Favoriser les synergies d’entreprises
L’arrivée des fonds de private equity au capital des entreprises ciblées permet aussi une restructuration des groupes et la création de synergie entre les équipes. C’est par exemple ce qui est arrivé à l’European Digital Group (EDG) lors de la prise de participation du fonds de private equity, Montefiore Investment. « Notre vision a été de monter un nouvel acteur dans l’accélération digitale, composé d’ultra spécialistes, dans chaque levier pour créer une offre globale à destination des grands groupes, des ETI et des PME, détaille Vincent Klingbeil, CEO et fondateur d’EDG. C’est exactement ce que l’on a fait en s’associant avec des entrepreneurs. Des groupes se créent à partir de build-ups [ndlr : création de croissance externe suite à l’acquisition d’autres entreprises]. Notre particularité est d’avoir réussi à créer des synergies entre nos différentes sociétés. Sachant que tous les fondateurs restent actionnaires de leur société, mais sont également associés au sein du groupe, cela favorise le partage de leads et de bonnes pratiques. » Les fonds de private equity cherchent en effet, en permanence, à donner de la cohésion à leurs investissements, gage de stabilité et de renforcement de leurs activités dans tel ou tel secteur économique. Par exemple, l’entrée en 2020 d’Ardian au capital de Wintics, une entreprise française spécialisée dans l’intelligence artificielle et la mobilité urbaine, ne doit rien au hasard. Cet investissement entre dans une politique de groupe gagnant-gagnant. « Nous avons toujours été impressionnés par ce que la technologie de Wintics a à offrir et par le savoir-faire et le leadership dont ses fondateurs ont fait preuve, souligne Mathias Burghardt, responsable de l’activité infrastructure d’Ardian. Nous avons l’intention de mettre à profit notre partenariat afin de créer des synergies stratégiques avec les entreprises de notre portefeuille. La technologie de Wintics est en effet essentielle dans notre vision des infrastructures augmentées. » Ce qui est bon pour une entreprise peut donc être bon pour le groupe.

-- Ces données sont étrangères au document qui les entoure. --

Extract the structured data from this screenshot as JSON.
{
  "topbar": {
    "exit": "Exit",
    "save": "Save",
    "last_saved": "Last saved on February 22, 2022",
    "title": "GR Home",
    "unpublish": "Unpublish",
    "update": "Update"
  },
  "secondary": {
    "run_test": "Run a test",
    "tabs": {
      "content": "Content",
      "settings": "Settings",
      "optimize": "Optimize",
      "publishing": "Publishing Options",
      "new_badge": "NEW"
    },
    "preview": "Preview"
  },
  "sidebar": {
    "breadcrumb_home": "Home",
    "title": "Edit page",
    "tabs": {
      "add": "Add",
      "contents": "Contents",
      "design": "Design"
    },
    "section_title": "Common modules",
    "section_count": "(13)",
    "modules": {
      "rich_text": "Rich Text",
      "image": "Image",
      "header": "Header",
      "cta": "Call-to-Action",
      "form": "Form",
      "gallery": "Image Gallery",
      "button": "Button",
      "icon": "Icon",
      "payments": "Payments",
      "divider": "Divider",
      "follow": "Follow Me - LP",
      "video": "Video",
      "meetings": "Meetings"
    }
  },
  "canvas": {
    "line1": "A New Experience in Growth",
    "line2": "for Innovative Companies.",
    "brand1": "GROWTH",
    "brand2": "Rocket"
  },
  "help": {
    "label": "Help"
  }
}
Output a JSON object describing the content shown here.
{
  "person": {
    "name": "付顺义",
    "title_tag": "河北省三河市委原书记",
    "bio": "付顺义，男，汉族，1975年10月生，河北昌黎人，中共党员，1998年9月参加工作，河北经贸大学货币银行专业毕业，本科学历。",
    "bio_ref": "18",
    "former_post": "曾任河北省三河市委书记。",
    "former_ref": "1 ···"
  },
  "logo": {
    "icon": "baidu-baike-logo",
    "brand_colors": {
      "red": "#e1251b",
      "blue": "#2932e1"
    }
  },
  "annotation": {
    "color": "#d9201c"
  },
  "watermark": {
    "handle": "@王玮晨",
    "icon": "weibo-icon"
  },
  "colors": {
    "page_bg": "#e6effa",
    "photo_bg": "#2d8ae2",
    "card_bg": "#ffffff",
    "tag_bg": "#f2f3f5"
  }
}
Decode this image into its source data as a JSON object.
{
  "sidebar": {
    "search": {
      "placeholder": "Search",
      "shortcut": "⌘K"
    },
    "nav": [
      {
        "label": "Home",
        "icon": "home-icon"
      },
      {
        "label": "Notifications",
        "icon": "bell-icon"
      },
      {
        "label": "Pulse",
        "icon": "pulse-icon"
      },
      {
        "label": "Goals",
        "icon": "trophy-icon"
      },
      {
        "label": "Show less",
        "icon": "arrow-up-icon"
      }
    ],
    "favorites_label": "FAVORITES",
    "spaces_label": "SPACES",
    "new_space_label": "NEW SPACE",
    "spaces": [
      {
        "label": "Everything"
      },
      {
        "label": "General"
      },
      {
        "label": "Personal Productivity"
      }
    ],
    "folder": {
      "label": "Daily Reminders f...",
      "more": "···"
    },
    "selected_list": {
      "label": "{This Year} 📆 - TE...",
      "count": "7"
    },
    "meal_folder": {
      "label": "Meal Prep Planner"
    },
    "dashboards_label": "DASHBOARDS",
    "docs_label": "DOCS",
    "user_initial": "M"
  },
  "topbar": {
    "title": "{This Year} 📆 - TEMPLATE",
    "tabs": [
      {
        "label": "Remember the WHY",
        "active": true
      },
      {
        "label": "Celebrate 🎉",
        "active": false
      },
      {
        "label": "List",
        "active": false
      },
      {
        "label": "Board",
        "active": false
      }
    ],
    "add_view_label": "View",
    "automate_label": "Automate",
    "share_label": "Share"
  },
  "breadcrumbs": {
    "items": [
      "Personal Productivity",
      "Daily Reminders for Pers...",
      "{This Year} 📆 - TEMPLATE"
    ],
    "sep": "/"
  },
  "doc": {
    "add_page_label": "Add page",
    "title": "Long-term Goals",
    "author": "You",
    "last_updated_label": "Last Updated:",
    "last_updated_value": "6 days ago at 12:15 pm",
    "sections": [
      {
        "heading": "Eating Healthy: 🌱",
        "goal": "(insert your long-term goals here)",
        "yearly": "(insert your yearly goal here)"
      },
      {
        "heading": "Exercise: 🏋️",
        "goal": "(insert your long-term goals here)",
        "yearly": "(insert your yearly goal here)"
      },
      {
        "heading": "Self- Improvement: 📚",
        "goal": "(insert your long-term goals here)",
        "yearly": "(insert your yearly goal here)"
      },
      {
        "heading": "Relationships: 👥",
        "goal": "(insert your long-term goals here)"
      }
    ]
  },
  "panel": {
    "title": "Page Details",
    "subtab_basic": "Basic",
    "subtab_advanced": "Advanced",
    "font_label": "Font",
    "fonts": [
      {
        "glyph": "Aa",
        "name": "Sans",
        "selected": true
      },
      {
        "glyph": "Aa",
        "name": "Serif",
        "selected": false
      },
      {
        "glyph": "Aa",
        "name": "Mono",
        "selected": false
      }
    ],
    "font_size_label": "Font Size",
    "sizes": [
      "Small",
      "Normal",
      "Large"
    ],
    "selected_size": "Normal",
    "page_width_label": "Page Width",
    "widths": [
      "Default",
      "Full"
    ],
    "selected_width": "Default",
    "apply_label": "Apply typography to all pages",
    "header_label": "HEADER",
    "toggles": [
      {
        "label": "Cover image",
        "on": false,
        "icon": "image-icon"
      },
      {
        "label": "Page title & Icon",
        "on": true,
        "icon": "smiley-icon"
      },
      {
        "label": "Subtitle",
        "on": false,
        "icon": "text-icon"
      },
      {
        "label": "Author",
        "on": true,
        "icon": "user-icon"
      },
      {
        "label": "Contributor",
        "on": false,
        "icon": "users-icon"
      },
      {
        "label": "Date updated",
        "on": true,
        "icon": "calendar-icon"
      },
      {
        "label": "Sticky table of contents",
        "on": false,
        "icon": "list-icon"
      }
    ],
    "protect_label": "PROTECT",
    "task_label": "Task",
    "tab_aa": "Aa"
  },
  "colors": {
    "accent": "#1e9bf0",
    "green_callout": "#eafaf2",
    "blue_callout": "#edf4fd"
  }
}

Financer le monde de demain
Comme nous l’avons vu précédemment, les financements d’entreprises, tous types confondus, sont de plus en plus fléchés vers les investissements durables et vers des secteurs en pleine expansion grâce à la digitalisation. Dans le domaine des infrastructures augmentées de la ‘smart city’ de demain, de nombreuses entreprises se sont positionnées pour attirer les investissements des fonds de private equity. C’est le cas par exemple de l’entreprise française Acoem, spécialisée dans la surveillance environnementale urbaine (air, bruit, vibration) qui s’est fixée comme objectif, d’ici 2026, de doubler son chiffre d’affaires. Pour atteindre son objectif, Acoem a eu recours au fonds de capital-investissement iXO Private Equity qui a conseillé au chef d’entreprise de chercher des solutions hors des frontières hexagonales pour améliorer son offre de produits. Acoem a ainsi acquis une entreprise américaine, Met One Instruments, en pointe dans la mesure des particules fines présentes dans l’air que nous respirons. « Nos programmes d’investissement nous permettent de proposer un projet d’entreprise ambitieux pour devenir leader sur nos deux piliers Smart City et Smart Industry », se réjouit le PDG d’Acoem, Fabien Condemine. Les fonds de capital-investissement ont plus d’une corde à leur arc, entre accompagnement managérial, conseil en stratégie ou internationalisation. Avec, comme finalité dans toutes ces aventures entrepreneuriales, l’objectif de revendre leurs participations dans les entreprises ainsi développées et transformées. Les investisseurs confiant leur argent à ces fonds, de plus en plus nombreux ces dernières années, ne s’y trompent pas : d’après le cabinet d’audit EY, le taux de rentabilité des fonds de private equity sur 15 ans s’établit à 12,2% contre 5,1% pour les actions du CAC40. Une valeur sûre donc.